- 546 Okunma
- 1 Yorum
- 0 Beğeni
Kafatası
Kafatası, alelacele sardığı parmağına göz iliştirdi. Yara bandının altından sızmaktaydı kanı. Bir dil attı; ancak beğenmedi kendi kanının kekremsi tadını. Yağmur damlalarının omuzuna çarpışlarıyla, tepenin yukarısına doğru yol alıyordu; kuzgunları, kızı Yosun’un peşinden gitmeye ikna etmeliydi. O an, aklının kıvrımlarına yerleşen tek mantıklı düşünce buydu. Karadan, fazlaca zaman kaybetmeye gerek yok, diye düşünmüştü.
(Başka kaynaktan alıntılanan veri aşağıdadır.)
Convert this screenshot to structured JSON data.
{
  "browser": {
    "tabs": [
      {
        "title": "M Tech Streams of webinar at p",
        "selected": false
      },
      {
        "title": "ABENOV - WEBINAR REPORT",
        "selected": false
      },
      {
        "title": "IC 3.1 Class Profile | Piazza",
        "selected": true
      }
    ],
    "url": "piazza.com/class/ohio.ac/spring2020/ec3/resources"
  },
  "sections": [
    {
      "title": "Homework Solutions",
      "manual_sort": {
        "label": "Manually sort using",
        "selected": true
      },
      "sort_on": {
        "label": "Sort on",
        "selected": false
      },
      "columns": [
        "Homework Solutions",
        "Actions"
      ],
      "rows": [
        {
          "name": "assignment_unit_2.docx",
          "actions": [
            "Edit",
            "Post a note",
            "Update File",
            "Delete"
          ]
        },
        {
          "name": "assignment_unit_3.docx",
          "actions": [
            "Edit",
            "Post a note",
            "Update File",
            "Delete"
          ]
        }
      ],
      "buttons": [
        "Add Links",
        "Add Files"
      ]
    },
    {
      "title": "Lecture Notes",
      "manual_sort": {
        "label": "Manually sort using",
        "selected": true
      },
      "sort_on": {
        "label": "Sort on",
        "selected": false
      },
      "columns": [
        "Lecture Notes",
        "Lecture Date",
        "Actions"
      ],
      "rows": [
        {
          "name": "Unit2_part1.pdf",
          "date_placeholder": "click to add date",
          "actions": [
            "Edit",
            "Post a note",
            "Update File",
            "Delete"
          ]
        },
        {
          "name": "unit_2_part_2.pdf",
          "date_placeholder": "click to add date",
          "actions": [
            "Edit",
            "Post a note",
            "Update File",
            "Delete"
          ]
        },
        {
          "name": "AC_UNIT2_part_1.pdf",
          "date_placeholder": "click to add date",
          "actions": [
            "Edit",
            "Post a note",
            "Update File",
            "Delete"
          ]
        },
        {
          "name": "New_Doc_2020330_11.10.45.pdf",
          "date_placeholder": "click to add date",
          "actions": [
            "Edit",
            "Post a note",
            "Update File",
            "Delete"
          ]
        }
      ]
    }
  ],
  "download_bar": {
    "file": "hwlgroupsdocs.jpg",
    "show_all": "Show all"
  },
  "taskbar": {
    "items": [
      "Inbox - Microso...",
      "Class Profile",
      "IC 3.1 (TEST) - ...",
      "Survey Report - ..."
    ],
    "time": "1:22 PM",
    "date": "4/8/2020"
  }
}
Kuzgunların bulunduğu tepeye vardığında, Leş Mağarası’ndan çıkageldi Kral kuzgun. Kral Kuzgun, simsiyah tüyleri, tehditkâr gözleri ve heybetiyle korku salardı insanlara.
Kafatası, başına gelenleri anlattı hemen. Yosun’u bulup, kendi ellerine getirmelerini istedi. Daha önceki anlaşmalarında olduğu gibi, bolca leş vadetti. Kral Kuzgun sorun çıkarmadı. Tabi, bu yağmurda uçamayacaklarını söyledi. Yağmurun, öfkesinin bitişini bekleyeceklerdi. Bir süre konuk ettiler, saçları dökülmüş, yaşlı Kafatasını. Fazla sürmeden, bulutlar ayrıldılar birbirlerinden. Kral Kuzgun, kargalarını her bir yana payladı. Kafatası, tarif etti Yosun’u: Porselen yüzlü, siyah saçlı, ela gözlü şeytanın ta kendisi!
Kargalar, ormanın üstünde Yosun avına çıkarken, Kafatası evine geri döndü. Kapıyı araladığında, Çakıl’ın gözleri açık, hareketsizce yerde yatışını izledi. Şaşkınlıkla yanına koşarken, alnındaki not kâğıdı dikkatini çekti. Hafif pembe tonunda, ortasında küçük bir kurbağa resmi yer alan kâğıtta şöyle yazıyordu: “Merhaba, ben GÖRÜNMEZ!”
Kafatası, öfkeden deliye döndü! Önüne geleni alıp duvara fırlattı. Çakıl, Kafatasına en sadık olandı. Katana’yı çıkarttı ve hınçla vurdu Çakıl’ın cansız bedenine. Öfkeyle vurdu, zevkle yedi! Nereden bilebilirdi ki: Yosun, bir seri katile âşık olmuştu. Normalliği arzulayan kalbi, anormalliğe vurulmuştu sebepsiz. O seri katil de gelip, Yosun’un intikamını almıştı; minik bir Zehirli Ok Kurbağası ile.
Kafatası, Çakıl’ın cesedinin altından çıkıp, zıplayarak kapıya yönelen bu kurbağayı fark etti. Ne olduğunu anlamak için kurbağayı eline aldığı anda, saniyeler içinde kasılarak can verdi. Aklın ölüme sevdasını anlamak oldukça güçtü!